THERE is where you are making your mistake, Tex. You are mis-parsing that sentence legally.
The contracts Apple had did not "form a trust or otherwise." In fact, Tex, the DOJ and the court found Apple's contracts with the publishers to be completely legal. A trust is a specific form of agreement. That did not exist here. There was such an informal agreement between the publishers, but Apple was NOT in any way a party to the agreement of collusion between the publishers. Apple acted independently with each of them, and other publishers OUT SIDE of that collusion which just happened to assist them in their goals, but also worked toward Apple's independent goals. Apple never worked in concert with the publishers or even met with them as a group.
You also misconstrue "in restraint of trade or commerce."

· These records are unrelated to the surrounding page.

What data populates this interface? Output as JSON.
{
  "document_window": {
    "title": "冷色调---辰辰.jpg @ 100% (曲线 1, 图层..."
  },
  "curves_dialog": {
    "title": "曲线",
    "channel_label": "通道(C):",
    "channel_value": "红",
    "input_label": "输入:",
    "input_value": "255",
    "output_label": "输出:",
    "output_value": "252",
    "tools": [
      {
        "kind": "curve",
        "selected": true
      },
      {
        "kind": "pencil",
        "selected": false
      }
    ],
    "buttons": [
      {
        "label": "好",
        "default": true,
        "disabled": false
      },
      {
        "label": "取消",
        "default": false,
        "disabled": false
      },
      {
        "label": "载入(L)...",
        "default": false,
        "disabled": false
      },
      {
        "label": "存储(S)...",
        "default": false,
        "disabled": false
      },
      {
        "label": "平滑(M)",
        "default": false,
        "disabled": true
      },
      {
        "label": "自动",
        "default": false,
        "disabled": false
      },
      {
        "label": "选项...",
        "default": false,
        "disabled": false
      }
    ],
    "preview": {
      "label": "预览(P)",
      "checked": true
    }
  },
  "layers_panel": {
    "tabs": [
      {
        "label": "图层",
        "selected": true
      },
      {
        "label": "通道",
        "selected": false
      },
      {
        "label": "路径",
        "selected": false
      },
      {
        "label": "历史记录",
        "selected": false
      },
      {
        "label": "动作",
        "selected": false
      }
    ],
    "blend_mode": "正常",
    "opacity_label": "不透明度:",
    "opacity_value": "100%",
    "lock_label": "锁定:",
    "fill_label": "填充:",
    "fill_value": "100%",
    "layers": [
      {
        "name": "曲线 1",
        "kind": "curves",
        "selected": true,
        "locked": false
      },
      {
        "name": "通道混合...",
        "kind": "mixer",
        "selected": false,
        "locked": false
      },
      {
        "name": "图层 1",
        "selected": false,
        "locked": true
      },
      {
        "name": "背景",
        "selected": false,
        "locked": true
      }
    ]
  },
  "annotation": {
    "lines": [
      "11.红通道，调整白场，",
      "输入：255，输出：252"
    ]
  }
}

Where was the "restraint of trade or commerce" when the sales of eBooks more than doubled after Apple entered the eBook market? What, exactly, was restrained when it actually was set free to bound ahead like an unfettered market should be, instead of kept fenced into a single retailer, bottlenecked on one retailer's devices, sold only through one source; demonstrably constrained by a retailer who would, at the raise of a rebellious publisher's wholesale prices, turn off the "Buy" buttons on that publisher's products, both eBooks and hardcovers, starving them of sales until they kowtowed to the demands of the overwhelmingly powerful, monopolist retailer?
Was not turning off the "Buy" buttons of any publishers who raised their wholesale prices a "restraint of trade of trade or commerce" when the monopolist had 90% power in the market and could starve a supplier of sales? Yet the Obama Justice Department declined to take action because they "felt" that such below cost prices were some how beneficial to consumers. . . against all rational economic theories or facts. . .or the law. Could it be they made their decision to not go after Amazon's predatory practices at every level be based on the fact that its CEO was one of Obama's primary political, financial, and policy supporters?
No, Tex, it is NOT irrelevant. "Harm to the consumer" is what the law was written to prevent. If there is no harm to the consumer, or if the benefit to the consumer overwhelms the cost, then there is no harm. That was the entire point of the US Supreme Court's teaching in it's 2007 Leegin decision reversing the conviction of just such a vertical participant as Apple, which went entirely ignored by Judge Cote and the two 2nd District Appellate judges. . . and what so incensed Judge Jacobs.
The more than doubling of the market despite the increase in prices shows that invisible hand of the economic market, comprised of millions of eBook consumers, spoke and found Apple NOT GUILTY of harming them.
Interesting that you selectively parsed so as to NOT contain the keyword that I have used time and time again and was used in the judgement!
Every contract, combination in the form of trust or otherwise, or conspiracy, in restraint of trade or commerce among the several States, or with foreign nations, is declared to be illegal.
“No, Tex, it is NOT irrelevant. “Harm to the consumer” is what the law was written to prevent.”
Hey, if it is not in the law, it is not in the law!
And that is NOT in the law.
“Was not turning off the “Buy” buttons of any publishers who raised their wholesale prices a “restraint of trade of trade or commerce” when the monopolist had 90% power in the market and could starve a supplier of sales? “
Those actions would be outside the scope of the Sherman act as described in 15 U.S. Code § 1.